Tyree Johnson, a McDonald’s employee for 21 years, said he still makes minimum wage, $8.25 an hour. Johnson told reporters “Every time I ask for a raise, they tell me ‘You shouldn’t have joined that union, we’re not giving you no raise.” Nancy Selgado, another McDonald’s employee, said “We’re here to form a union without retaliation. We need to support our families. As workers, we all have different stories, and this is why we’re here.” Shortly after the press conference out front, Selgado, accompanied by Schakowsky and the other workers entered the location and attempted to deliver a letter with their demands. “Who’s gonna take this? C’mon guys, brave up,” Selgado said as she left the letter on the counter. “Show respect to us, we’re workers just like you,” she added.
The strike extended to other cities in Illinois with workers in both Peoria and Bloomington also took part in the national strike. “I know I feel sick to my stomach because I can't provide for my son,” Brittany Green told the Journal Star. Green, a single mother working at McDonald’s, receives public assistance because of her low wages. She worries about other workers at her restaurant. “There are women working at these restaurants who have three or four children,” she said.

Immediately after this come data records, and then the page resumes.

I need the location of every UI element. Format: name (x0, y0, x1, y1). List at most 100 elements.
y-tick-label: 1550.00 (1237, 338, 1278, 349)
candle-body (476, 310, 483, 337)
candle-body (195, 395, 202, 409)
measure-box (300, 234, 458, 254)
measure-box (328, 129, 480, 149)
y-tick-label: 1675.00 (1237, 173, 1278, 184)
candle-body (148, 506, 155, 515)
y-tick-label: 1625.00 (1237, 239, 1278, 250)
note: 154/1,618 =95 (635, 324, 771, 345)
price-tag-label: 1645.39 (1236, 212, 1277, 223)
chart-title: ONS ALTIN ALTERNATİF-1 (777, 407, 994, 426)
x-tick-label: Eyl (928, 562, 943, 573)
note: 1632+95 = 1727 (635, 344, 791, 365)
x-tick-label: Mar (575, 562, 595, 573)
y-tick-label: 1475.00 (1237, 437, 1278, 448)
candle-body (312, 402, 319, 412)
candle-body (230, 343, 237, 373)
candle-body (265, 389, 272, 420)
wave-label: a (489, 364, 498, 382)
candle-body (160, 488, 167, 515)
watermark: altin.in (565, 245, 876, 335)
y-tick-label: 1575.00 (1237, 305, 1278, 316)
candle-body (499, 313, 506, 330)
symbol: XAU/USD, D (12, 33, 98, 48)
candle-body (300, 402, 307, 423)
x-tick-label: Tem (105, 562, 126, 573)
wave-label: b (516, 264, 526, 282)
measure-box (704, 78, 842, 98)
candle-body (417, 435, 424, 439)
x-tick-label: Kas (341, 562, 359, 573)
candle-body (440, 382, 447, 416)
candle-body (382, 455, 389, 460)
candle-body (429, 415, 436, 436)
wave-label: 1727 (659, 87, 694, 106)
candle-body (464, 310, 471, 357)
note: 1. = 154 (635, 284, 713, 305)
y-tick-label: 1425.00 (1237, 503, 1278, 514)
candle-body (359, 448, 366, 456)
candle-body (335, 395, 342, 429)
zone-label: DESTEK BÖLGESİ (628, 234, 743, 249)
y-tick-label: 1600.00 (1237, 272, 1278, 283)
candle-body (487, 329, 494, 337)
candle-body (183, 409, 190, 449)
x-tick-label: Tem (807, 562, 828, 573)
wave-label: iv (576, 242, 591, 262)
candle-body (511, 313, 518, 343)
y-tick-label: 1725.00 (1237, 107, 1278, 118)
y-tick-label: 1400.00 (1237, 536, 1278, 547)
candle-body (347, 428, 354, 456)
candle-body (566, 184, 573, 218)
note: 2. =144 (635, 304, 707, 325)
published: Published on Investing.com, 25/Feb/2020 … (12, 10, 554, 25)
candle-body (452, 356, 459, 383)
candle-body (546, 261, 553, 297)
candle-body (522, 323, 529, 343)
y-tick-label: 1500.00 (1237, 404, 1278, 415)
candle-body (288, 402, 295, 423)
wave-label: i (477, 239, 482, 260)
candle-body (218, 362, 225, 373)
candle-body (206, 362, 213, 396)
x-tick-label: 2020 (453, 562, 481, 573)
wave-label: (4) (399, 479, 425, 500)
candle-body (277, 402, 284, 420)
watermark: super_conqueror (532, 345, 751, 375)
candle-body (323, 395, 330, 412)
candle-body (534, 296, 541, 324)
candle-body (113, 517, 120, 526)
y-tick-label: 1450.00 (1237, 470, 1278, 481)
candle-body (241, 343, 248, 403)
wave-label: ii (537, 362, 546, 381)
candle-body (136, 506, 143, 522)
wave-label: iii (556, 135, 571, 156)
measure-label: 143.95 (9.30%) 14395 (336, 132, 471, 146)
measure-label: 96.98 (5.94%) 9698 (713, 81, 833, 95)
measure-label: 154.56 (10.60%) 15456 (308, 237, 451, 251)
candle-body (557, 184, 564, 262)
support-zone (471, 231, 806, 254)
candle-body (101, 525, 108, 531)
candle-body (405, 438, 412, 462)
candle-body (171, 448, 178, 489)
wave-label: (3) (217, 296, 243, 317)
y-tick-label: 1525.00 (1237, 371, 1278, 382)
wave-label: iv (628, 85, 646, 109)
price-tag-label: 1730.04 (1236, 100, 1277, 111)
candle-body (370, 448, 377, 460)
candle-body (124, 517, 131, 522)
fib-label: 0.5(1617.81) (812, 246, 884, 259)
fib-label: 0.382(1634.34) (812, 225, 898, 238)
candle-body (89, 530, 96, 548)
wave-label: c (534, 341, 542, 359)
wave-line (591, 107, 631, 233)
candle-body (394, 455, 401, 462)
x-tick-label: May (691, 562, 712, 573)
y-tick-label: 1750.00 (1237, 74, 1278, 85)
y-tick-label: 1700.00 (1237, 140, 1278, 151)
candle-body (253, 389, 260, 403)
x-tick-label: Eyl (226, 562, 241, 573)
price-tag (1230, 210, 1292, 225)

Back in Chicago, small groups of workers went from one retail or fast food location to another in the loop and River North, delivering similar letters as the one Selgado left at McDonald’s that morning. The day culminated in a rally in Federal Plaza in the late afternoon with speakers and music. After congratulating the striking workers, Charles Brown, an organizer with Action Now connected the dots between low wages and the violence that plagues Chicago:
“Chicago has the third largest poverty rate in America. These high levels of poverty create the conditions of violence and crime in our neighborhoods. Raising wages for Chicago low wage workers and creating more good paying jobs is the most effective way to save our lives and build stronger families and neighborhoods.”